Tot nu toe in volgorde van aangenaamheid :
1 : RCA US Army signal corps VT-76 --- Levendig, ruimtelijk,
open, veel detail in het hoog, dynamisch maar niet te overdreven,
uitgebalanceerd.
2 : Grammont --- Had moeite met tot leven komen, leek saai maar
was na inspelen niet te houden, diep laag en heel veel ruimte, beetje softig.
3 : Raytheon US Army signal corps VT-76 (4-may-1956) ---
Soft maar fraai hoog, veel attack, dynamisch, diep strak laag.
4 : Fivre --- Overall presteert de buis redelijk maar is toch
geen uitblinker, alles is een beetje uit balans, rommelig laag, hoog een beetje
schraal.
5 : National Union --- Niet mijn koekje, klinkt als een
transistor, hard, schraal, beetje te fris, weinig diepte, komt niet los.
Sylvania : een van de twee bleek een lek rooster te hebben, deze
houd u tegoed.
Hytron : een van de twee had een verdubbelde emissie , de andere
een gehalveerde, geen paartje dus, deze houdt u niet tegoed.
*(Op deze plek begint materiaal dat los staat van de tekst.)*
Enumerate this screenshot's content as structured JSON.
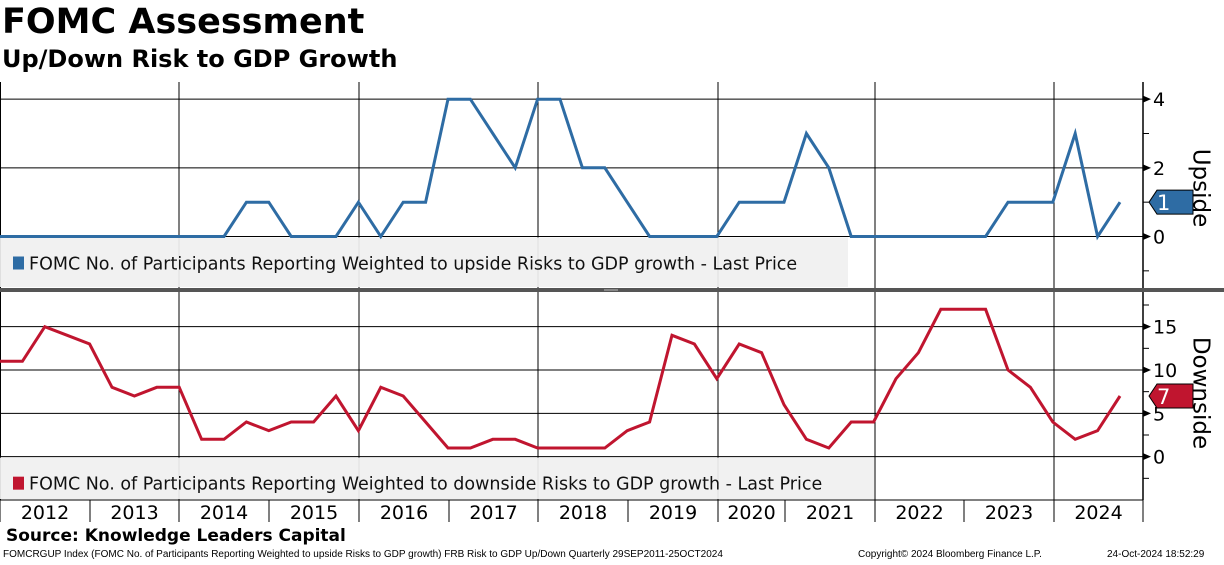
{
  "header": {
    "title": "FOMC Assessment",
    "subtitle": "Up/Down Risk to GDP Growth"
  },
  "source": "Source: Knowledge Leaders Capital",
  "footer": {
    "description": "FOMCRGUP Index (FOMC No.  of Participants Reporting Weighted to upside Risks to GDP growth) FRB Risk to GDP Up/Down  Quarterly 29SEP2011-25OCT2024",
    "copyright": "Copyright© 2024 Bloomberg Finance L.P.",
    "timestamp": "24-Oct-2024 18:52:29"
  },
  "colors": {
    "upside": "#2e6ca4",
    "downside": "#c0152f",
    "legend_bg": "#f0f0f0"
  },
  "x_axis": {
    "years": [
      "2012",
      "2013",
      "2014",
      "2015",
      "2016",
      "2017",
      "2018",
      "2019",
      "2020",
      "2021",
      "2022",
      "2023",
      "2024"
    ]
  },
  "chart_data": [
    {
      "type": "line",
      "name": "upside",
      "axis_label": "Upside",
      "legend": "FOMC No. of Participants Reporting Weighted to upside Risks to GDP growth - Last Price",
      "legend_placement": "bottom-left",
      "frequency": "quarterly",
      "ylim": [
        -1.5,
        4.5
      ],
      "yticks": [
        0,
        2,
        4
      ],
      "last_value": "1",
      "values": [
        0,
        0,
        0,
        0,
        0,
        0,
        0,
        0,
        0,
        0,
        0,
        1,
        1,
        0,
        0,
        0,
        1,
        0,
        1,
        1,
        4,
        4,
        3,
        2,
        4,
        4,
        2,
        2,
        1,
        0,
        0,
        0,
        0,
        1,
        1,
        1,
        3,
        2,
        0,
        0,
        0,
        0,
        0,
        0,
        0,
        1,
        1,
        1,
        3,
        0,
        1
      ]
    },
    {
      "type": "line",
      "name": "downside",
      "axis_label": "Downside",
      "legend": "FOMC No. of Participants Reporting Weighted to downside Risks to GDP growth - Last Price",
      "legend_placement": "bottom-left",
      "frequency": "quarterly",
      "ylim": [
        -5,
        19
      ],
      "yticks": [
        0,
        5,
        10,
        15
      ],
      "last_value": "7",
      "values": [
        11,
        11,
        15,
        14,
        13,
        8,
        7,
        8,
        8,
        2,
        2,
        4,
        3,
        4,
        4,
        7,
        3,
        8,
        7,
        4,
        1,
        1,
        2,
        2,
        1,
        1,
        1,
        1,
        3,
        4,
        14,
        13,
        9,
        13,
        12,
        6,
        2,
        1,
        4,
        4,
        9,
        12,
        17,
        17,
        17,
        10,
        8,
        4,
        2,
        3,
        7
      ]
    }
  ]
}
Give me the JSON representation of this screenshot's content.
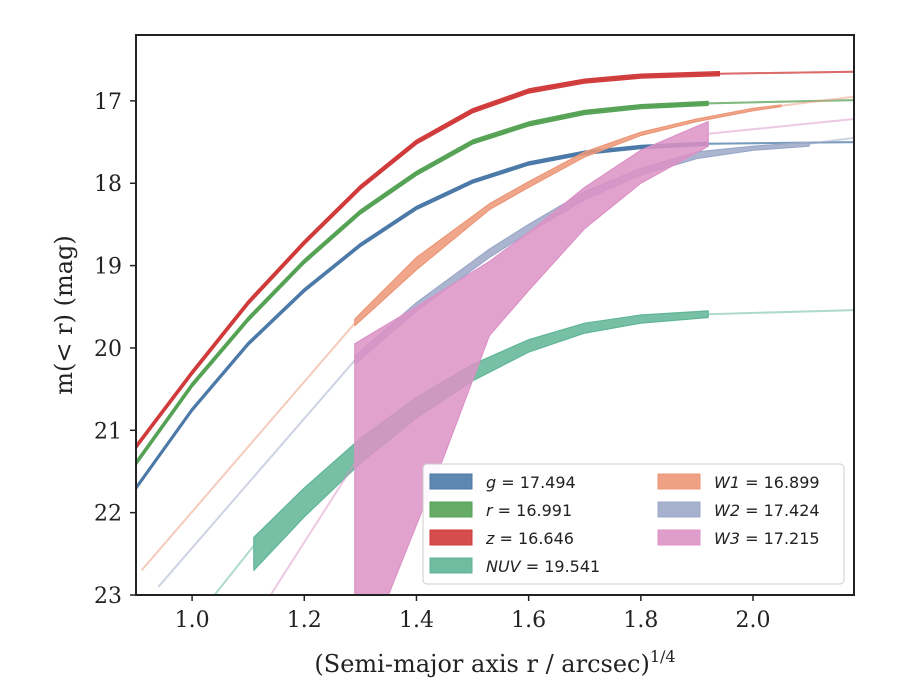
{
  "chart_data": {
    "type": "area",
    "xlabel": "(Semi-major axis r / arcsec)",
    "xlabel_superscript": "1/4",
    "ylabel": "m(< r) (mag)",
    "xlim": [
      0.9,
      2.18
    ],
    "ylim": [
      23.0,
      16.2
    ],
    "y_inverted": true,
    "x_ticks": [
      1.0,
      1.2,
      1.4,
      1.6,
      1.8,
      2.0
    ],
    "x_tick_labels": [
      "1.0",
      "1.2",
      "1.4",
      "1.6",
      "1.8",
      "2.0"
    ],
    "y_ticks": [
      17,
      18,
      19,
      20,
      21,
      22,
      23
    ],
    "y_tick_labels": [
      "17",
      "18",
      "19",
      "20",
      "21",
      "22",
      "23"
    ],
    "grid": false,
    "legend": {
      "placement": "bottom-right",
      "columns": 2
    },
    "series": [
      {
        "name": "g",
        "label": "g = 17.494",
        "color": "#4c7aa8",
        "solid": [
          [
            0.9,
            21.7
          ],
          [
            1.0,
            20.75
          ],
          [
            1.1,
            19.95
          ],
          [
            1.2,
            19.3
          ],
          [
            1.3,
            18.75
          ],
          [
            1.4,
            18.3
          ],
          [
            1.5,
            17.98
          ],
          [
            1.6,
            17.76
          ],
          [
            1.7,
            17.63
          ],
          [
            1.8,
            17.56
          ],
          [
            1.92,
            17.52
          ]
        ],
        "solid_halfwidth": 0.02,
        "faded": [
          [
            1.92,
            17.52
          ],
          [
            2.0,
            17.51
          ],
          [
            2.1,
            17.5
          ],
          [
            2.18,
            17.5
          ]
        ],
        "faded_lower": [
          [
            1.92,
            17.52
          ],
          [
            2.18,
            17.5
          ]
        ],
        "faded_upper": [
          [
            1.92,
            17.52
          ],
          [
            2.18,
            17.5
          ]
        ]
      },
      {
        "name": "r",
        "label": "r = 16.991",
        "color": "#55a255",
        "solid": [
          [
            0.9,
            21.4
          ],
          [
            1.0,
            20.45
          ],
          [
            1.1,
            19.65
          ],
          [
            1.2,
            18.95
          ],
          [
            1.3,
            18.35
          ],
          [
            1.4,
            17.88
          ],
          [
            1.5,
            17.5
          ],
          [
            1.6,
            17.28
          ],
          [
            1.7,
            17.14
          ],
          [
            1.8,
            17.07
          ],
          [
            1.92,
            17.03
          ]
        ],
        "solid_halfwidth": 0.025,
        "faded": [
          [
            1.92,
            17.03
          ],
          [
            2.0,
            17.01
          ],
          [
            2.1,
            16.995
          ],
          [
            2.18,
            16.99
          ]
        ],
        "faded_lower": [
          [
            1.92,
            17.03
          ],
          [
            2.18,
            16.99
          ]
        ],
        "faded_upper": [
          [
            1.92,
            17.03
          ],
          [
            2.18,
            16.99
          ]
        ]
      },
      {
        "name": "z",
        "label": "z = 16.646",
        "color": "#d03a3a",
        "solid": [
          [
            0.9,
            21.2
          ],
          [
            1.0,
            20.3
          ],
          [
            1.1,
            19.45
          ],
          [
            1.2,
            18.72
          ],
          [
            1.3,
            18.05
          ],
          [
            1.4,
            17.5
          ],
          [
            1.5,
            17.12
          ],
          [
            1.6,
            16.88
          ],
          [
            1.7,
            16.76
          ],
          [
            1.8,
            16.7
          ],
          [
            1.94,
            16.67
          ]
        ],
        "solid_halfwidth": 0.025,
        "faded": [
          [
            1.94,
            16.67
          ],
          [
            2.0,
            16.66
          ],
          [
            2.1,
            16.65
          ],
          [
            2.18,
            16.646
          ]
        ],
        "faded_lower": [
          [
            1.94,
            16.67
          ],
          [
            2.18,
            16.646
          ]
        ],
        "faded_upper": [
          [
            1.94,
            16.67
          ],
          [
            2.18,
            16.646
          ]
        ]
      },
      {
        "name": "NUV",
        "label": "NUV = 19.541",
        "color": "#5fb597",
        "solid_lower": [
          [
            1.11,
            22.7
          ],
          [
            1.2,
            22.05
          ],
          [
            1.3,
            21.4
          ],
          [
            1.4,
            20.85
          ],
          [
            1.5,
            20.4
          ],
          [
            1.6,
            20.05
          ],
          [
            1.7,
            19.82
          ],
          [
            1.8,
            19.7
          ],
          [
            1.92,
            19.63
          ]
        ],
        "solid_upper": [
          [
            1.11,
            22.3
          ],
          [
            1.2,
            21.7
          ],
          [
            1.3,
            21.1
          ],
          [
            1.4,
            20.6
          ],
          [
            1.5,
            20.2
          ],
          [
            1.6,
            19.9
          ],
          [
            1.7,
            19.7
          ],
          [
            1.8,
            19.6
          ],
          [
            1.92,
            19.55
          ]
        ],
        "faded": [
          [
            1.04,
            23.0
          ],
          [
            1.08,
            22.6
          ],
          [
            1.11,
            22.4
          ],
          [
            1.92,
            19.59
          ],
          [
            2.0,
            19.57
          ],
          [
            2.1,
            19.55
          ],
          [
            2.18,
            19.54
          ]
        ],
        "faded_lower": [
          [
            1.04,
            23.0
          ],
          [
            1.11,
            22.4
          ]
        ],
        "faded_upper": [
          [
            1.92,
            19.59
          ],
          [
            2.18,
            19.54
          ]
        ]
      },
      {
        "name": "W1",
        "label": "W1 = 16.899",
        "color": "#ec9777",
        "solid_lower": [
          [
            1.29,
            19.73
          ],
          [
            1.4,
            19.05
          ],
          [
            1.53,
            18.32
          ],
          [
            1.6,
            18.05
          ],
          [
            1.7,
            17.68
          ],
          [
            1.8,
            17.42
          ],
          [
            1.9,
            17.25
          ],
          [
            2.0,
            17.12
          ],
          [
            2.05,
            17.07
          ]
        ],
        "solid_upper": [
          [
            1.29,
            19.65
          ],
          [
            1.4,
            18.9
          ],
          [
            1.53,
            18.25
          ],
          [
            1.6,
            17.98
          ],
          [
            1.7,
            17.62
          ],
          [
            1.8,
            17.38
          ],
          [
            1.9,
            17.22
          ],
          [
            2.0,
            17.09
          ],
          [
            2.05,
            17.05
          ]
        ],
        "faded": [
          [
            0.91,
            22.7
          ],
          [
            1.0,
            21.9
          ],
          [
            1.1,
            21.1
          ],
          [
            1.2,
            20.4
          ],
          [
            1.29,
            19.7
          ],
          [
            2.05,
            17.06
          ],
          [
            2.1,
            17.0
          ],
          [
            2.18,
            16.95
          ]
        ],
        "faded_lower": [
          [
            0.91,
            22.7
          ],
          [
            1.29,
            19.7
          ]
        ],
        "faded_upper": [
          [
            2.05,
            17.06
          ],
          [
            2.18,
            16.95
          ]
        ]
      },
      {
        "name": "W2",
        "label": "W2 = 17.424",
        "color": "#9ca8c8",
        "solid_lower": [
          [
            1.29,
            20.2
          ],
          [
            1.4,
            19.55
          ],
          [
            1.53,
            18.9
          ],
          [
            1.6,
            18.6
          ],
          [
            1.7,
            18.2
          ],
          [
            1.8,
            17.9
          ],
          [
            1.9,
            17.7
          ],
          [
            2.0,
            17.6
          ],
          [
            2.1,
            17.55
          ]
        ],
        "solid_upper": [
          [
            1.29,
            20.1
          ],
          [
            1.4,
            19.45
          ],
          [
            1.53,
            18.8
          ],
          [
            1.6,
            18.5
          ],
          [
            1.7,
            18.1
          ],
          [
            1.8,
            17.82
          ],
          [
            1.9,
            17.62
          ],
          [
            2.0,
            17.55
          ],
          [
            2.1,
            17.5
          ]
        ],
        "faded": [
          [
            0.94,
            22.9
          ],
          [
            1.0,
            22.35
          ],
          [
            1.1,
            21.6
          ],
          [
            1.2,
            20.9
          ],
          [
            1.29,
            20.15
          ],
          [
            2.1,
            17.52
          ],
          [
            2.18,
            17.45
          ]
        ],
        "faded_lower": [
          [
            0.94,
            22.9
          ],
          [
            1.29,
            20.15
          ]
        ],
        "faded_upper": [
          [
            2.1,
            17.52
          ],
          [
            2.18,
            17.45
          ]
        ]
      },
      {
        "name": "W3",
        "label": "W3 = 17.215",
        "color": "#dc92c6",
        "solid_lower": [
          [
            1.29,
            23.0
          ],
          [
            1.35,
            23.0
          ],
          [
            1.45,
            21.3
          ],
          [
            1.53,
            19.85
          ],
          [
            1.6,
            19.3
          ],
          [
            1.7,
            18.55
          ],
          [
            1.8,
            18.0
          ],
          [
            1.92,
            17.55
          ]
        ],
        "solid_upper": [
          [
            1.29,
            19.95
          ],
          [
            1.4,
            19.5
          ],
          [
            1.53,
            18.95
          ],
          [
            1.6,
            18.6
          ],
          [
            1.7,
            18.05
          ],
          [
            1.8,
            17.6
          ],
          [
            1.92,
            17.25
          ]
        ],
        "faded": [
          [
            1.14,
            23.0
          ],
          [
            1.2,
            22.3
          ],
          [
            1.25,
            21.8
          ],
          [
            1.29,
            21.4
          ],
          [
            1.92,
            17.4
          ],
          [
            2.0,
            17.3
          ],
          [
            2.1,
            17.25
          ],
          [
            2.18,
            17.22
          ]
        ],
        "faded_lower": [
          [
            1.14,
            23.0
          ],
          [
            1.29,
            21.4
          ]
        ],
        "faded_upper": [
          [
            1.92,
            17.4
          ],
          [
            2.18,
            17.22
          ]
        ]
      }
    ],
    "legend_entries": [
      {
        "prefix": "g",
        "value": "17.494",
        "color": "#4c7aa8"
      },
      {
        "prefix": "r",
        "value": "16.991",
        "color": "#55a255"
      },
      {
        "prefix": "z",
        "value": "16.646",
        "color": "#d03a3a"
      },
      {
        "prefix": "NUV",
        "value": "19.541",
        "color": "#5fb597"
      },
      {
        "prefix": "W1",
        "value": "16.899",
        "color": "#ec9777"
      },
      {
        "prefix": "W2",
        "value": "17.424",
        "color": "#9ca8c8"
      },
      {
        "prefix": "W3",
        "value": "17.215",
        "color": "#dc92c6"
      }
    ]
  }
}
Wards Super Airline : geen idee van welke fabriek deze komen,
helaas was ook dit geen echt paar, ze klonken ook verrassend niet zo goed.
Philco : Deze zijn nog onderweg, even wachten dus.
Wat opvalt zijn de verrassend grote verschillen tussen de diverse merken,
ondanks de alom gedragen bewering dat de 76's zoveel op elkaar lijken loont het
hier dus toch echt wel de moeite om te matchen naar eigen smaak. Misschien laat
de schakelmethode ook meer verschillen tussen de diverse buizen horen, wie weet
?
Veel (na)bouwplezier.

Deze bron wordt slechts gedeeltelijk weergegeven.